The process of hiring business compliance officers involves examining

the current structure of your business. Typically, the first step involves interviewing potential candidates until you have made a final decision on who to hire. During this stage, your business compliance as a service officer will meet with you and go over a list of your company’s internal and external requirements. This will include an inventory of all employment policies and procedures, your company’s Fair Share Policy (if your business is a public sector organization), your Memorandum and Articles of Association (assuming your company is not a private enterprise), the Memorandum of Understanding with your suppliers, and other requirements specific to your business operations.

Each of these items requires a unique approach. Because of that, the initial candidate selection process may also involve interviews or discussions with staff to determine which of the business compliance requirements are most pressing. For example, your suppliers are required to submit annual reports to you and, if they fail to do so, fines can be assessed. Similarly, your employees are expected to meet annual reporting requirements and, if they do not comply, serious actions can be taken against them.

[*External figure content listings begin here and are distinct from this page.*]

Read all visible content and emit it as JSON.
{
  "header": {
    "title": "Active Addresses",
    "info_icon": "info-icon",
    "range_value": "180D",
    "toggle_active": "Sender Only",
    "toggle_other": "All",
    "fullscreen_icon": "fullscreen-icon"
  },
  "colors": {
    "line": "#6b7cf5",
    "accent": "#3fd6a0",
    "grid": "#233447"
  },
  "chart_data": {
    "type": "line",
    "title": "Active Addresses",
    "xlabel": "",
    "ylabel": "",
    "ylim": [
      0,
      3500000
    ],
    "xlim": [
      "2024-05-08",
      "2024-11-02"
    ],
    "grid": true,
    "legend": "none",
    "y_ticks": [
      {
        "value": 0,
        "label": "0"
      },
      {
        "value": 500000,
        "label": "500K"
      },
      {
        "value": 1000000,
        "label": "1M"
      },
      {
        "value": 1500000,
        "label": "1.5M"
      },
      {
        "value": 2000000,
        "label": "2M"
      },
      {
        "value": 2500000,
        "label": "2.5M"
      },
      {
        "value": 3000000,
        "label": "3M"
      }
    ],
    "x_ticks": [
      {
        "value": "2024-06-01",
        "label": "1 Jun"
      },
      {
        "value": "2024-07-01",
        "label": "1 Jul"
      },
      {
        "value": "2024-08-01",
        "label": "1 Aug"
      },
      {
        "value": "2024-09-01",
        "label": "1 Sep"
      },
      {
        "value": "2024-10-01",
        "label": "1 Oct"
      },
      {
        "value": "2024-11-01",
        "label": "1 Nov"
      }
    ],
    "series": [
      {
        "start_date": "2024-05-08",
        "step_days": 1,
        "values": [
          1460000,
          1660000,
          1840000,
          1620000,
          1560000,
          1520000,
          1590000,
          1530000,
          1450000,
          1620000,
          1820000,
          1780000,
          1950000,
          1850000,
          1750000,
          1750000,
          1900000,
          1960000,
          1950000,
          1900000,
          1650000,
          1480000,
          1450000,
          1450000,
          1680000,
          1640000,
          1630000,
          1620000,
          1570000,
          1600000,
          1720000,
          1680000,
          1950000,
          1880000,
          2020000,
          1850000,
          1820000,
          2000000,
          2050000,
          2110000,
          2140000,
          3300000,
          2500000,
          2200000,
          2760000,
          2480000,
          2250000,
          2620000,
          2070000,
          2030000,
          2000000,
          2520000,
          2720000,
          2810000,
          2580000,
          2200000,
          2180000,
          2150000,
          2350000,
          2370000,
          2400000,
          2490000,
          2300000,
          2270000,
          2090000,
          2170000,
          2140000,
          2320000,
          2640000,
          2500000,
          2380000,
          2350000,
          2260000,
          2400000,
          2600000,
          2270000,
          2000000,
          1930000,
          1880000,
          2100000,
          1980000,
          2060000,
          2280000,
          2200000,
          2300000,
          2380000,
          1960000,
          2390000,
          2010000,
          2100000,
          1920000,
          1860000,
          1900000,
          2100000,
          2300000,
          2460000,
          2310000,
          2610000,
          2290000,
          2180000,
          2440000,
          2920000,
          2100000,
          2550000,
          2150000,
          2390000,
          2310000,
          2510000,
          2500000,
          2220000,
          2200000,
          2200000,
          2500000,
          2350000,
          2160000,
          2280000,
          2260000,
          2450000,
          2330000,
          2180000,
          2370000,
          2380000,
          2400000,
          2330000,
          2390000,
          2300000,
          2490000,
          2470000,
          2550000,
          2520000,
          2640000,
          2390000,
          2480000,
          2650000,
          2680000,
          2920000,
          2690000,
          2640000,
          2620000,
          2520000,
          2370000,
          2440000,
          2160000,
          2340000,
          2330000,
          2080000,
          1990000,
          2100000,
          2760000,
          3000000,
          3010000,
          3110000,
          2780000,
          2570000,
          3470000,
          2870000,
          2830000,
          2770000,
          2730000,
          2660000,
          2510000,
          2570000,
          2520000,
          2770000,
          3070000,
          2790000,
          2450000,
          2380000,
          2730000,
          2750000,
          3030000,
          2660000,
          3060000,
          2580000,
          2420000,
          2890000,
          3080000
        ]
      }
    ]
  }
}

As you assess the overall compliance requirements of your company, you may need to consult with a qualified tax advisor. Because some states require LLCs to register and pay taxes even if the business structure is inactive, business owners who elect to operate in this state may need to consult a tax advisor to make certain that they comply with their state’s business structure laws. In addition, some states have rules about the filing of an annual report to show your business meets all of the applicable business requirements and may need an accountant or tax advisor to help make this process easier.

Another way to ensure compliance with your state’s business requirements is to select your vendors carefully. Because of the volume of companies entering the online marketplace, vendors are becoming very selective in whom they provide services to. Vendors will be particularly sensitive to the challenges that new business clients may present. Therefore, it is recommended that you select vendors who have significant experience in helping your new and burgeoning business become compliant. In addition, in the early days of your business, before you have completed any of the planning and development that you will need to be in compliance, you may want to consider working with a business compliance service. These firms can assist you with everything from filing your annual reports to collecting payroll information.

One of the best ways to become ready for your new year’s business

compliance obligations is to begin the planning and development processes now. Make a list of all of the personnel and resources that you will need to accomplish all of the business compliance requirements. In particular, identify those employees and contractors who are responsible for handling your company’s external business compliance needs. In general, these individuals should be assigned to specific departments or projects to ensure their continued professionalism and dedication to doing what it takes to be compliant. (This doesn’t mean you cannot hire additional staff or contractors to handle these tasks; however, the list of personnel and resources needed to fulfill your overall business compliance requirements should be clearly established at the beginning of the year.)

  • While your company is in the early stages of being compliant.
  • It may not seem like all of the issues that arise are matters of great importance.
  • However, over time, as you come into closer contact with your business compliance obligations.

you will come to appreciate all of the important interrelated decisions that must be made. This will lead to an increased sense of awareness and responsibility about how your business is regulated and if you are in violation of any of your company’s regulations. In some cases, this awareness can inspire you to take corrective measures and in some cases, it can even result in your company being fined heavily for illegal business practices. For example, if you find that your company is in violation of the Fair Debt Collection Practices Act or any other similar federal or state law, it is possible that your business could be subjected to criminal charges.

Being aware of and understanding your company’s legal obligations is an important part of building a solid compliance program. You want to make sure that all of your personal and business partners fully understand the legal obligations that you face and are aware of how to remain compliant. As always, it is important for any business partner to make sure that he or she is not personally liable for the compliance violations. Always be careful to consider the potential consequences of failing to remain in full compliance. While fines may not seem like a big deal at first, failing to stay in business could soon cause you to lose everything, including your business license.